ACE, Higher Education Groups Back BRIDGE Act for DACA Recipients
January 13, 2017

Fate of DACA and Nation’s Immigration Policy Under Trump Administration Is Uncertain

​Sens. Lindsey Graham (R-SC) and Dick Durbin (D-IL) introduced a bill yesterday to provide temporary relief from deportation and employment authorization for recipients of Deferred Action for Childhood Arrivals (DACA) status and DACA-eligible individuals.

The DACA program, established in 2012 under President Obama via executive action, permits young undocumented immigrants who came to the United States as children and meet certain other criteria to stay for two years at a time without fear of deportation and to obtain work permits.

More than 750,000 young people have received DACA status since the program’s creation, many of whom are college students. In a letter (303 KB PDF) yesterday to Graham and Durbin, ACE and 20 other higher education associations expressed support for their legislation, known as the Bar Removal of Individuals Who Dream and Grow Our Economy (BRIDGE) Act (S. 128).

“The bill would extend fundamental fairness to these students, permitting them to continue studying or working and establish a firm statutory basis for the program while Congress debates legislation addressing a permanent solution,” the groups wrote.

The temporary protected status granted under the BRIDGE Act would expire after three years.

Other supporters of the bill include Sens. Lisa Murkowski (R-AK), Jeff Flake (R-AZ), Dianne Feinstein (D-CA), Charles Schumer (D-NY) and Kamala Harris (D-CA). Reps. Mike Coffman (R-CO) and Luis Gutierrez (D-IL) are introducing companion legislation in the House.
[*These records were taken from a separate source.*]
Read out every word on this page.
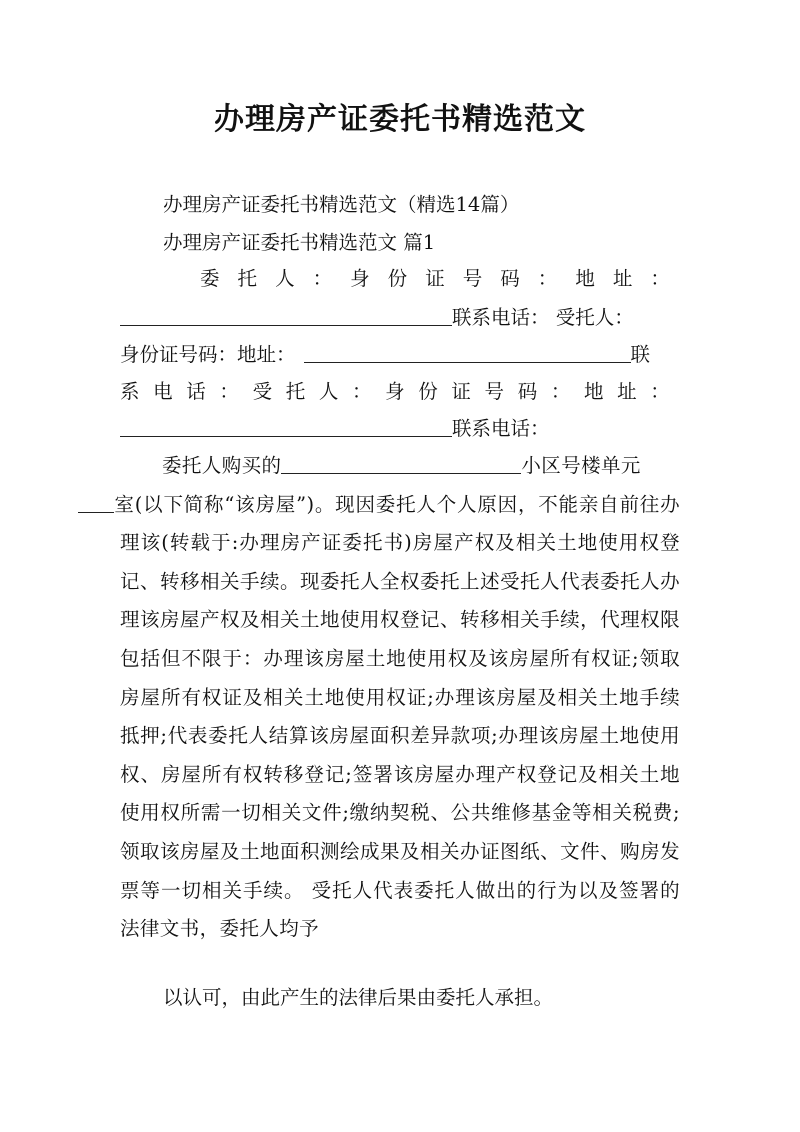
办理房产证委托书精选范文
办理房产证委托书精选范文（精选14篇）
办理房产证委托书精选范文 篇1
委 托 人 ： 身 份 证 号 码 ： 地 址 ：
联系电话： 受托人：
身份证号码：地址：	联
系 电 话 ： 受 托 人 ： 身 份 证 号 码 ： 地 址 ：
联系电话：
委托人购买的	小区号楼单元
室(以下简称“该房屋”)。现因委托人个人原因，不能亲自前往办理该(转载于:办理房产证委托书)房屋产权及相关土地使用权登记、转移相关手续。现委托人全权委托上述受托人代表委托人办理该房屋产权及相关土地使用权登记、转移相关手续，代理权限包括但不限于：办理该房屋土地使用权及该房屋所有权证;领取房屋所有权证及相关土地使用权证;办理该房屋及相关土地手续抵押;代表委托人结算该房屋面积差异款项;办理该房屋土地使用权、房屋所有权转移登记;签署该房屋办理产权登记及相关土地使用权所需一切相关文件;缴纳契税、公共维修基金等相关税费;领取该房屋及土地面积测绘成果及相关办证图纸、文件、购房发票等一切相关手续。 受托人代表委托人做出的行为以及签署的法律文书，委托人均予
以认可，由此产生的法律后果由委托人承担。
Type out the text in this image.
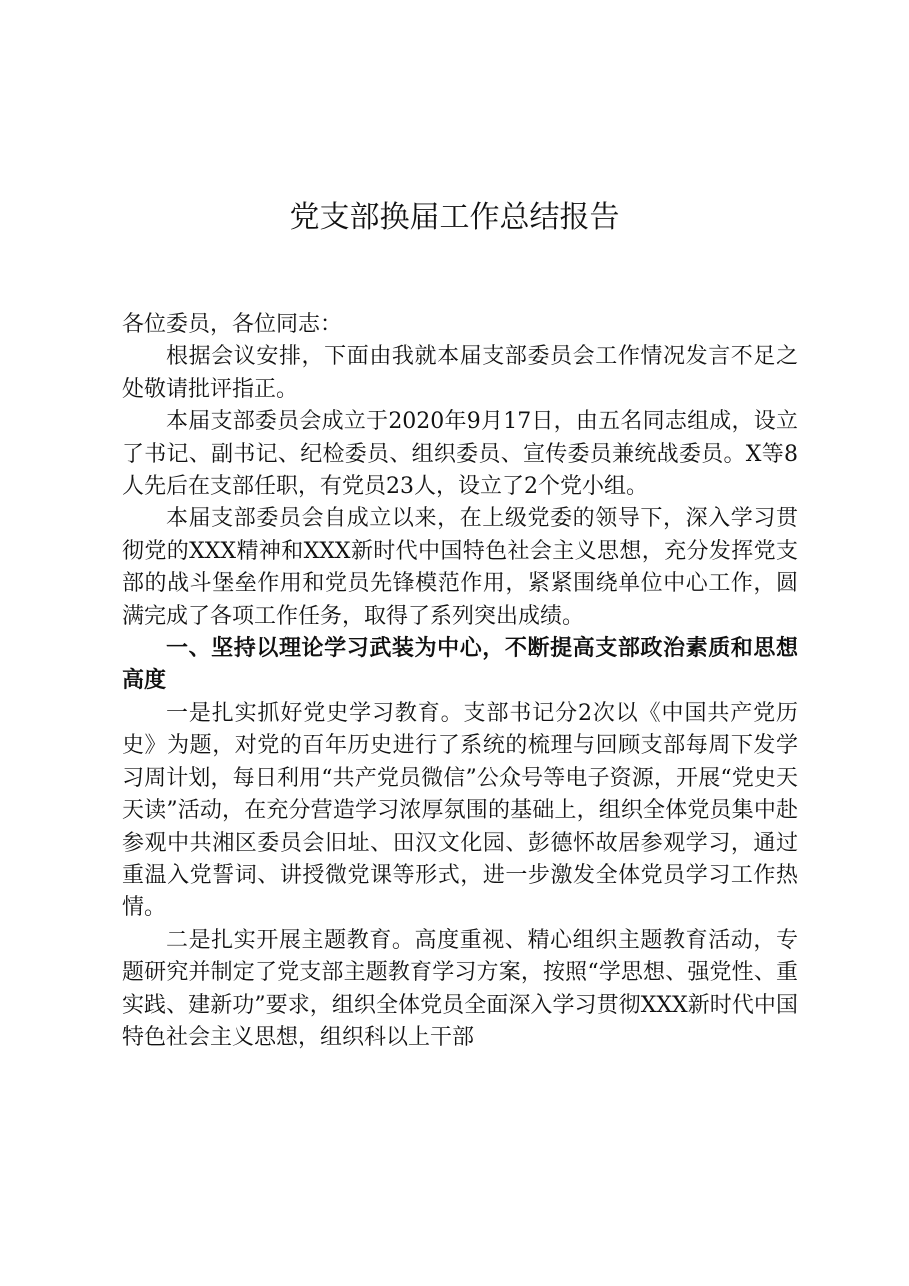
党支部换届工作总结报告

各位委员，各位同志：

根据会议安排，下面由我就本届支部委员会工作情况发言不足之处敬请批评指正。

本届支部委员会成立于2020年9月17日，由五名同志组成，设立了书记、副书记、纪检委员、组织委员、宣传委员兼统战委员。X等8人先后在支部任职，有党员23人，设立了2个党小组。

本届支部委员会自成立以来，在上级党委的领导下，深入学习贯彻党的XXX精神和XXX新时代中国特色社会主义思想，充分发挥党支部的战斗堡垒作用和党员先锋模范作用，紧紧围绕单位中心工作，圆满完成了各项工作任务，取得了系列突出成绩。

一、坚持以理论学习武装为中心，不断提高支部政治素质和思想高度

一是扎实抓好党史学习教育。支部书记分2次以《中国共产党历史》为题，对党的百年历史进行了系统的梳理与回顾支部每周下发学习周计划，每日利用“共产党员微信”公众号等电子资源，开展“党史天天读”活动，在充分营造学习浓厚氛围的基础上，组织全体党员集中赴参观中共湘区委员会旧址、田汉文化园、彭德怀故居参观学习，通过重温入党誓词、讲授微党课等形式，进一步激发全体党员学习工作热情。

二是扎实开展主题教育。高度重视、精心组织主题教育活动，专题研究并制定了党支部主题教育学习方案，按照“学思想、强党性、重实践、建新功”要求，组织全体党员全面深入学习贯彻XXX新时代中国特色社会主义思想，组织科以上干部
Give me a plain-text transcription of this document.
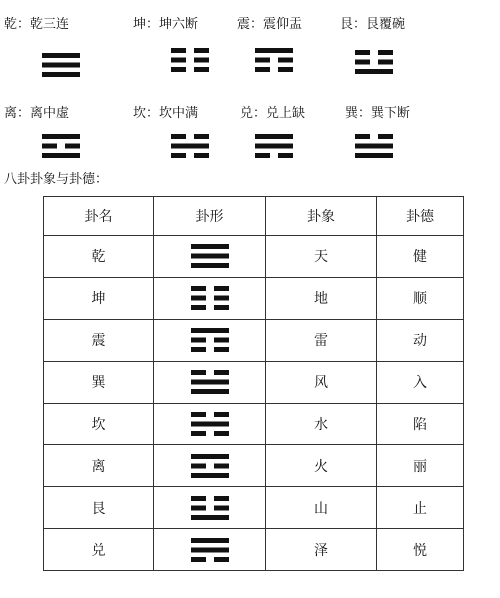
乾：乾三连	坤：坤六断	震：震仰盂	艮：艮覆碗
离：离中虚	坎：坎中满	兑：兑上缺	巽：巽下断
八卦卦象与卦德：
卦名	卦形	卦象	卦德
乾		天	健
坤		地	顺
震		雷	动
巽		风	入
坎		水	陷
离		火	丽
艮		山	止
兑		泽	悦
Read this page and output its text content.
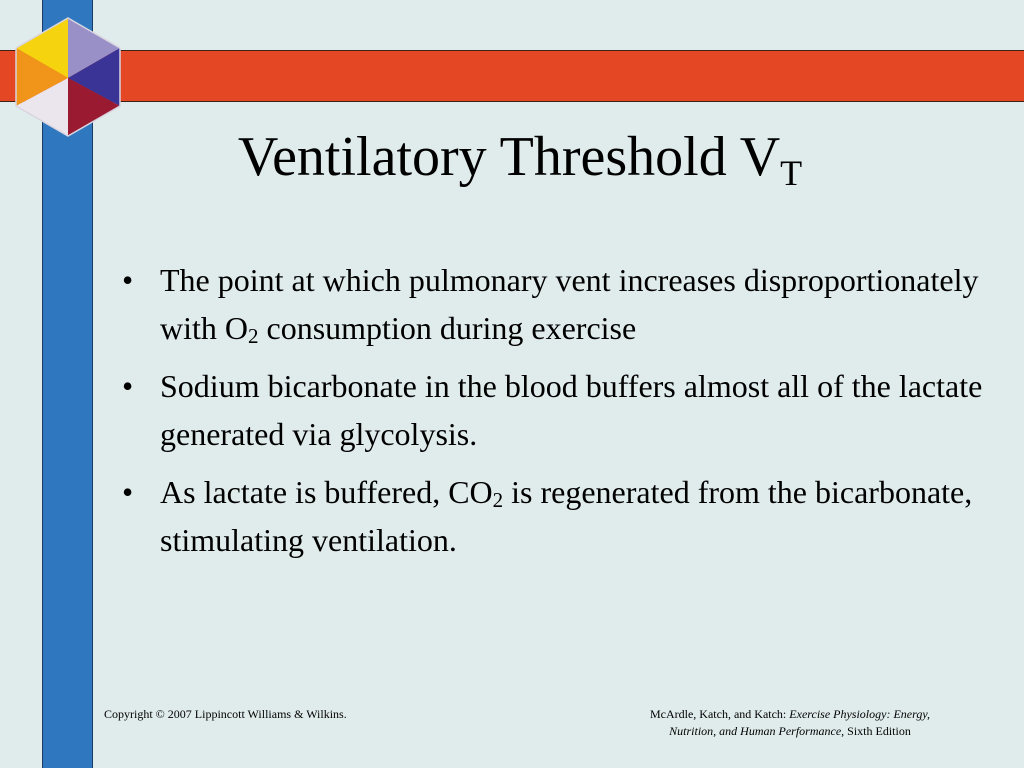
Ventilatory Threshold $V_T$
• The point at which pulmonary vent increases disproportionately with $O_2$ consumption during exercise
• Sodium bicarbonate in the blood buffers almost all of the lactate generated via glycolysis.
• As lactate is buffered, $CO_2$ is regenerated from the bicarbonate, stimulating ventilation.
Copyright © 2007 Lippincott Williams & Wilkins.	McArdle, Katch, and Katch: Exercise Physiology: Energy,
Nutrition, and Human Performance, Sixth Edition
The fate of both DACA and the BRIDGE Act is unclear at this point. During his confirmation hearing Tuesday, Sen. Jeff Sessions (R-AL), who has been nominated to be attorney general, said repealing DACA would “certainly be constitutional.” Sessions previously called DACA policy a “colossal executive overreach,” as Politico’s Morning Education reported this week.

Sessions said Tuesday that as attorney general, he would “have no objection to have a decision to ban that order because it is very questionable, in my opinion, constitutionally," though he stopped short of saying he would encourage the president-elect to do so. (For more on DACA and this week’s confirmation hearings, see “Dreamers Face Uncertain Future After Confirmation Hearings” in TIME.)

Amid uncertainty about the fate of DACA and the nation’s immigration policy under the Trump administration, ACE released an issue brief (157 KB PDF) in December that addresses matters such as the data DACA applicants submitted in their applications; sanctuary campuses; institutional pledges of non-cooperation; and complying with requests by federal officials for records identifying undocumented students or other community members.